He could have blessed her for an assurance which, having no better foundation than a woman’s sympathy, cheered him as no thoughts of his own could have done. “That is a true heart,” he said to himself, and resumed his walk, repeating her words over and over again, and drawing a comfort from them that made his step elastic and his eyes bright.
[CHAPTER III.]
DOWN CHANNEL.
At six o’clock next morning the sleeping passengers were awakened by cries and trampings which, to some of them at least, were novel disturbers of their slumbers. They might have told the reason of all this noise without going on deck; for those who slept in cots found the deck making an angle with their beds, and the lee port-holes veiled with rushing green water, and all the movables crowded together at any distance from where they had been deposited the night before. And hoarse cries sounded, and the flanking of massive chains, and the strange groaning a ship makes when she heels over to a weight of canvas.

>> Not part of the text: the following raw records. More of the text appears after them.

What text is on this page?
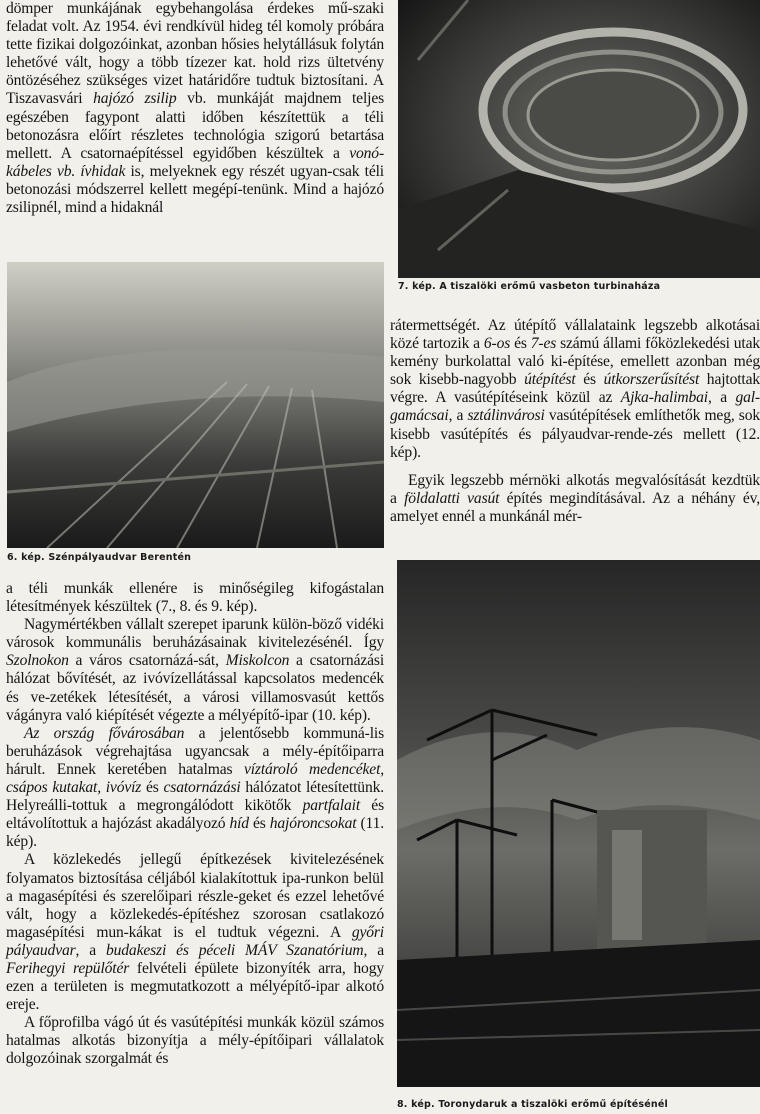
dömper munkájának egybehangolása érdekes mű-szaki feladat volt. Az 1954. évi rendkívül hideg tél komoly próbára tette fizikai dolgozóinkat, azonban hősies helytállásuk folytán lehetővé vált, hogy a több tízezer kat. hold rizs ültetvény öntözéséhez szükséges vizet határidőre tudtuk biztosítani. A Tiszavasvári hajózó zsilip vb. munkáját majdnem teljes egészében fagypont alatti időben készítettük a téli betonozásra előírt részletes technológia szigorú betartása mellett. A csatornaépítéssel egyidőben készültek a vonó-kábeles vb. ívhidak is, melyeknek egy részét ugyan-csak téli betonozási módszerrel kellett megépí-tenünk. Mind a hajózó zsilipnél, mind a hidaknál

7. kép. A tiszalöki erőmű vasbeton turbinaháza
6. kép. Szénpályaudvar Berentén

a téli munkák ellenére is minőségileg kifogástalan létesítmények készültek (7., 8. és 9. kép).

Nagymértékben vállalt szerepet iparunk külön-böző vidéki városok kommunális beruházásainak kivitelezésénél. Így Szolnokon a város csatornázá-sát, Miskolcon a csatornázási hálózat bővítését, az ivóvízellátással kapcsolatos medencék és ve-zetékek létesítését, a városi villamosvasút kettős vágányra való kiépítését végezte a mélyépítő-ipar (10. kép).

Az ország fővárosában a jelentősebb kommuná-lis beruházások végrehajtása ugyancsak a mély-építőiparra hárult. Ennek keretében hatalmas víztároló medencéket, csápos kutakat, ivóvíz és csatornázási hálózatot létesítettünk. Helyreálli-tottuk a megrongálódott kikötők partfalait és eltávolítottuk a hajózást akadályozó híd és hajóroncsokat (11. kép).

A közlekedés jellegű építkezések kivitelezésének folyamatos biztosítása céljából kialakítottuk ipa-runkon belül a magasépítési és szerelőipari részle-geket és ezzel lehetővé vált, hogy a közlekedés-építéshez szorosan csatlakozó magasépítési mun-kákat is el tudtuk végezni. A győri pályaudvar, a budakeszi és péceli MÁV Szanatórium, a Ferihegyi repülőtér felvételi épülete bizonyíték arra, hogy ezen a területen is megmutatkozott a mélyépítő-ipar alkotó ereje.

A főprofilba vágó út és vasútépítési munkák közül számos hatalmas alkotás bizonyítja a mély-építőipari vállalatok dolgozóinak szorgalmát és

rátermettségét. Az útépítő vállalataink legszebb alkotásai közé tartozik a 6-os és 7-es számú állami főközlekedési utak kemény burkolattal való ki-építése, emellett azonban még sok kisebb-nagyobb útépítést és útkorszerűsítést hajtottak végre. A vasútépítéseink közül az Ajka-halimbai, a gal-gamácsai, a sztálinvárosi vasútépítések említhetők meg, sok kisebb vasútépítés és pályaudvar-rende-zés mellett (12. kép).

Egyik legszebb mérnöki alkotás megvalósítását kezdtük a földalatti vasút építés megindításával. Az a néhány év, amelyet ennél a munkánál mér-

8. kép. Toronydaruk a tiszalöki erőmű építésénél
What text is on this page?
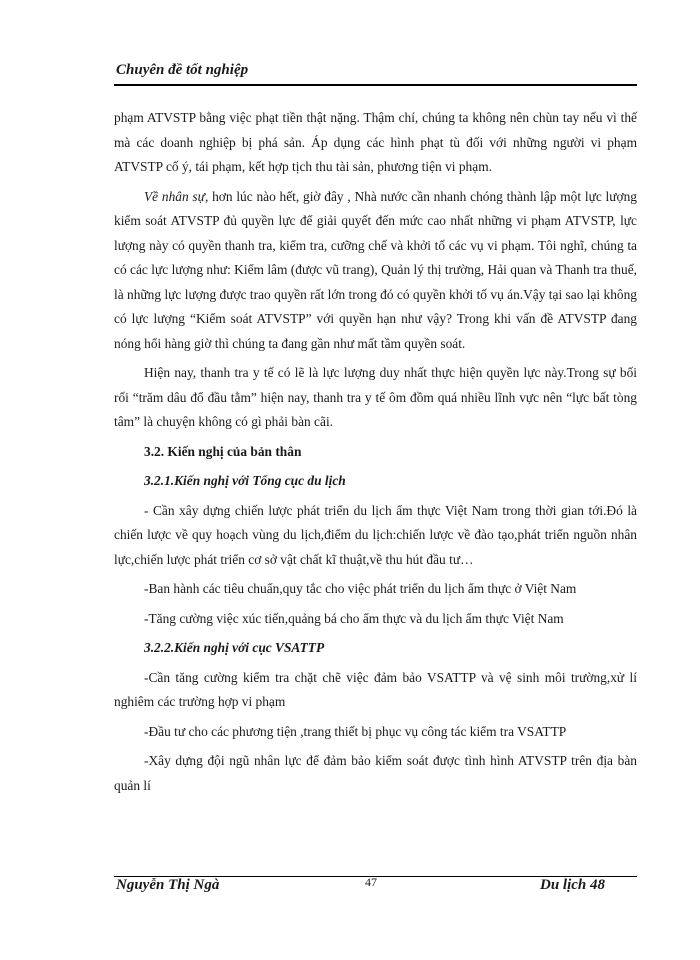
Chuyên đề tốt nghiệp

phạm ATVSTP bằng việc phạt tiền thật nặng. Thậm chí, chúng ta không nên chùn tay nếu vì thế mà các doanh nghiệp bị phá sản. Áp dụng các hình phạt tù đối với những người vi phạm ATVSTP cố ý, tái phạm, kết hợp tịch thu tài sản, phương tiện vi phạm.

Về nhân sự, hơn lúc nào hết, giờ đây , Nhà nước cần nhanh chóng thành lập một lực lượng kiểm soát ATVSTP đủ quyền lực để giải quyết đến mức cao nhất những vi phạm ATVSTP, lực lượng này có quyền thanh tra, kiểm tra, cưỡng chế và khởi tố các vụ vi phạm. Tôi nghĩ, chúng ta có các lực lượng như: Kiểm lâm (được vũ trang), Quản lý thị trường, Hải quan và Thanh tra thuế, là những lực lượng được trao quyền rất lớn trong đó có quyền khởi tố vụ án.Vậy tại sao lại không có lực lượng “Kiểm soát ATVSTP” với quyền hạn như vậy? Trong khi vấn đề ATVSTP đang nóng hổi hàng giờ thì chúng ta đang gần như mất tầm quyền soát.

Hiện nay, thanh tra y tế có lẽ là lực lượng duy nhất thực hiện quyền lực này.Trong sự bối rối “trăm dâu đổ đầu tằm” hiện nay, thanh tra y tế ôm đồm quá nhiều lĩnh vực nên “lực bất tòng tâm” là chuyện không có gì phải bàn cãi.

3.2. Kiến nghị của bản thân

3.2.1.Kiến nghị với Tổng cục du lịch

- Cần xây dựng chiến lược phát triển du lịch ẩm thực Việt Nam trong thời gian tới.Đó là chiến lược về quy hoạch vùng du lịch,điểm du lịch:chiến lược về đào tạo,phát triển nguồn nhân lực,chiến lược phát triển cơ sở vật chất kĩ thuật,về thu hút đầu tư…

-Ban hành các tiêu chuẩn,quy tắc cho việc phát triển du lịch ẩm thực ở Việt Nam

-Tăng cường việc xúc tiến,quảng bá cho ẩm thực và du lịch ẩm thực Việt Nam

3.2.2.Kiến nghị với cục VSATTP

-Cần tăng cường kiểm tra chặt chẽ việc đảm bảo VSATTP và vệ sinh môi trường,xử lí nghiêm các trường hợp vi phạm

-Đầu tư cho các phương tiện ,trang thiết bị phục vụ công tác kiểm tra VSATTP

-Xây dựng đội ngũ nhân lực để đảm bảo kiểm soát được tình hình ATVSTP trên địa bàn quản lí

Nguyễn Thị Ngà	47	Du lịch 48
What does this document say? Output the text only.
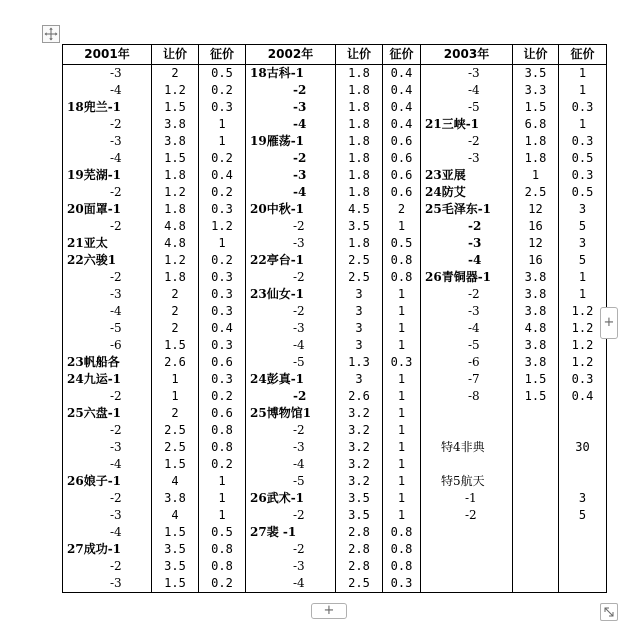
2001年	让价	征价	2002年	让价	征价	2003年	让价	征价
-3	2	0.5	18古科-1	1.8	0.4	-3	3.5	1
-4	1.2	0.2	-2	1.8	0.4	-4	3.3	1
18兜兰-1	1.5	0.3	-3	1.8	0.4	-5	1.5	0.3
-2	3.8	1	-4	1.8	0.4	21三峡-1	6.8	1
-3	3.8	1	19雁荡-1	1.8	0.6	-2	1.8	0.3
-4	1.5	0.2	-2	1.8	0.6	-3	1.8	0.5
19芜湖-1	1.8	0.4	-3	1.8	0.6	23亚展	1	0.3
-2	1.2	0.2	-4	1.8	0.6	24防艾	2.5	0.5
20面罩-1	1.8	0.3	20中秋-1	4.5	2	25毛泽东-1	12	3
-2	4.8	1.2	-2	3.5	1	-2	16	5
21亚太	4.8	1	-3	1.8	0.5	-3	12	3
22六骏1	1.2	0.2	22亭台-1	2.5	0.8	-4	16	5
-2	1.8	0.3	-2	2.5	0.8	26青铜器-1	3.8	1
-3	2	0.3	23仙女-1	3	1	-2	3.8	1
-4	2	0.3	-2	3	1	-3	3.8	1.2
-5	2	0.4	-3	3	1	-4	4.8	1.2
-6	1.5	0.3	-4	3	1	-5	3.8	1.2
23帆船各	2.6	0.6	-5	1.3	0.3	-6	3.8	1.2
24九运-1	1	0.3	24彭真-1	3	1	-7	1.5	0.3
-2	1	0.2	-2	2.6	1	-8	1.5	0.4
25六盘-1	2	0.6	25博物馆1	3.2	1			
-2	2.5	0.8	-2	3.2	1			
-3	2.5	0.8	-3	3.2	1	特4非典		30
-4	1.5	0.2	-4	3.2	1			
26娘子-1	4	1	-5	3.2	1	特5航天		
-2	3.8	1	26武术-1	3.5	1	-1		3
-3	4	1	-2	3.5	1	-2		5
-4	1.5	0.5	27裴 -1	2.8	0.8			
27成功-1	3.5	0.8	-2	2.8	0.8			
-2	3.5	0.8	-3	2.8	0.8			
-3	1.5	0.2	-4	2.5	0.3			
+
+
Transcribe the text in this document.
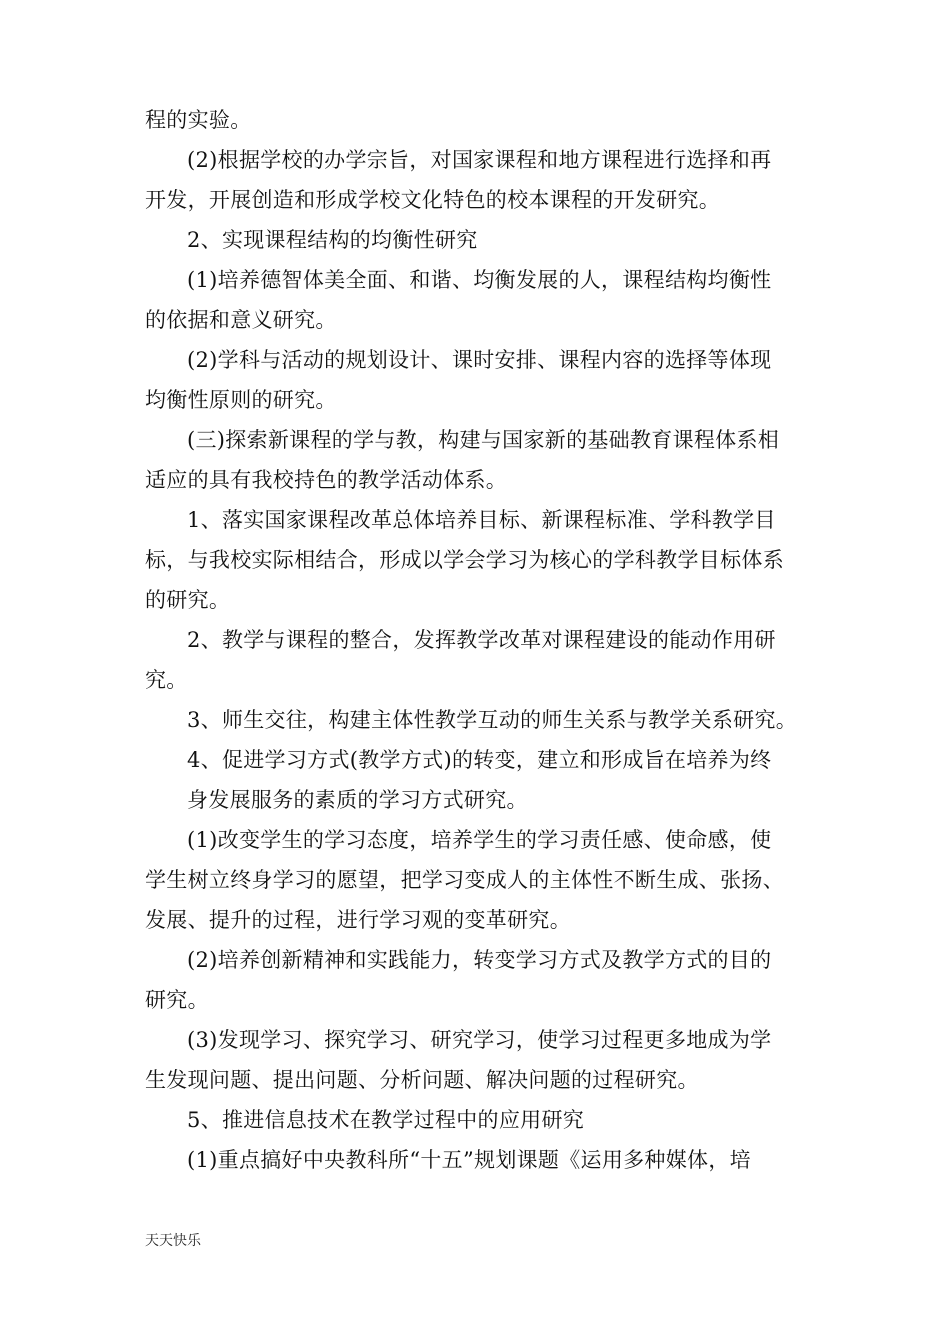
程的实验。
(2)根据学校的办学宗旨，对国家课程和地方课程进行选择和再
开发，开展创造和形成学校文化特色的校本课程的开发研究。
2、实现课程结构的均衡性研究
(1)培养德智体美全面、和谐、均衡发展的人，课程结构均衡性
的依据和意义研究。
(2)学科与活动的规划设计、课时安排、课程内容的选择等体现
均衡性原则的研究。
(三)探索新课程的学与教，构建与国家新的基础教育课程体系相
适应的具有我校持色的教学活动体系。
1、落实国家课程改革总体培养目标、新课程标准、学科教学目
标，与我校实际相结合，形成以学会学习为核心的学科教学目标体系
的研究。
2、教学与课程的整合，发挥教学改革对课程建设的能动作用研
究。
3、师生交往，构建主体性教学互动的师生关系与教学关系研究。
4、促进学习方式(教学方式)的转变，建立和形成旨在培养为终
身发展服务的素质的学习方式研究。
(1)改变学生的学习态度，培养学生的学习责任感、使命感，使
学生树立终身学习的愿望，把学习变成人的主体性不断生成、张扬、
发展、提升的过程，进行学习观的变革研究。
(2)培养创新精神和实践能力，转变学习方式及教学方式的目的
研究。
(3)发现学习、探究学习、研究学习，使学习过程更多地成为学
生发现问题、提出问题、分析问题、解决问题的过程研究。
5、推进信息技术在教学过程中的应用研究
(1)重点搞好中央教科所“十五”规划课题《运用多种媒体，培
天天快乐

Yes! the “Meteor” was under weigh, with a spanking breeze on the starboard quarter, which she would haul round abeam—her best point of sailing—when she had cleared the South Foreland. If this breeze held, the pilot said, he would be out of the ship and toasting her in rum and water at Plymouth before the sun went down next day.
Some of the passengers came on deck when the ship was off Folkestone, and then they saw as fair a sight as the world has to offer—the great white English cliffs topped with swelling tracts of green, with here and there small bays with spaces of yellow sand between; houses thickly grouped—so it seemed in beholding them from the sea—upon the very margin of the cliff; slate-coloured hills paling far, far away with visionary clouds upon them; and between the ship and the shore many pleasure-boats and other craft, with white or ochre-coloured sails and bright flags, lending spots of red and blue to the perspective of the chalky cliff.
The pilot hugged the wind, rightly apprehensive that it might draw ahead and cripple him for sea room; and the “Meteor” hereabouts was so close to the land that those on board her could see the people walking on shore—man’s majesty illustrated by dots of black upon the beach or the heights. Overhead was a brilliantly blue sky, with small wool-white clouds driving over it; the sea laughed in dimples and shivered the white sunlight far and wide, so that every crest gleamed with a diamond spark of its own; and away on the left, a pale faint cloud floating upon the horizon, was the French coast.
The gay panorama swept by and new scenes opened—stretches of barren coast with ungainly Coastguards’ huts for their sole decoration; spaces of vivid green ruled off with lines of soft brown sand, and low black rocks mirrored in the lake-like surface of the water under the lee; whitewashed villages with wreaths of blue smoke curling from their midst, and broad expanses of trees darkening the lightlier-coloured landscape with delicate shadows. Sturdy vessels, the dray-horses of the Channel, slow, deep laden, and wafting, many of them, the scent of pine and other woods across the water, were overtaken and passed, often amid the laughter of the crew on the “Meteor’s” forecastle, and “chaff,” which even the grave Captain Steel, the “Meteor’s” skipper, condescended to smile at. How picturesque these vessels! Here a Dutch barque painted white, with square-faced men staring over the bulwarks; a red-capped commander in sea boots and vast inexpressibles, and a steersman who sometimes looked at the “Meteor” and sometimes at the sails of his own ship, mixing duty and curiosity in a manner delightful to behold; there a North-country brig with dirty patched sails and black rigging, and a crew with smoked faces and a grinning head at the galley door; sometimes a French smack with as many hands on board as would man a Black Ball Liner, women among them in red petticoats and handkerchiefs around their faces, some gutting fish, some mending nets, some peeling potatoes, and all talking and gesticulating at once, but suspending both their work and their talk to crowd to the smack’s side and stare at the noble English vessel; and sometimes a little open boat at anchor, with a man in her fishing with deep gravity, and paying no more heed to the ship in whose wake his cockle-shell would bob like a cork float, than were he the only tenant of the great glittering surface of water.
But soon the coast sank low in the horizon. The “Meteor” was standing for the deeper water of the Middle Channel, and close hauled, but with all sails set, she had paled old England into a thin blue cloud, and was heading straight for the great Atlantic Ocean.
The night passed; the morning broke; but the “Meteor” was not out of the Channel yet. The pilot grumbled as he cast his groggy eyes aloft and saw the weather-leaches lifting. He would have to go about to fetch Plymouth, unless he had a mind to cross the Atlantic, and this was certainly not his intention.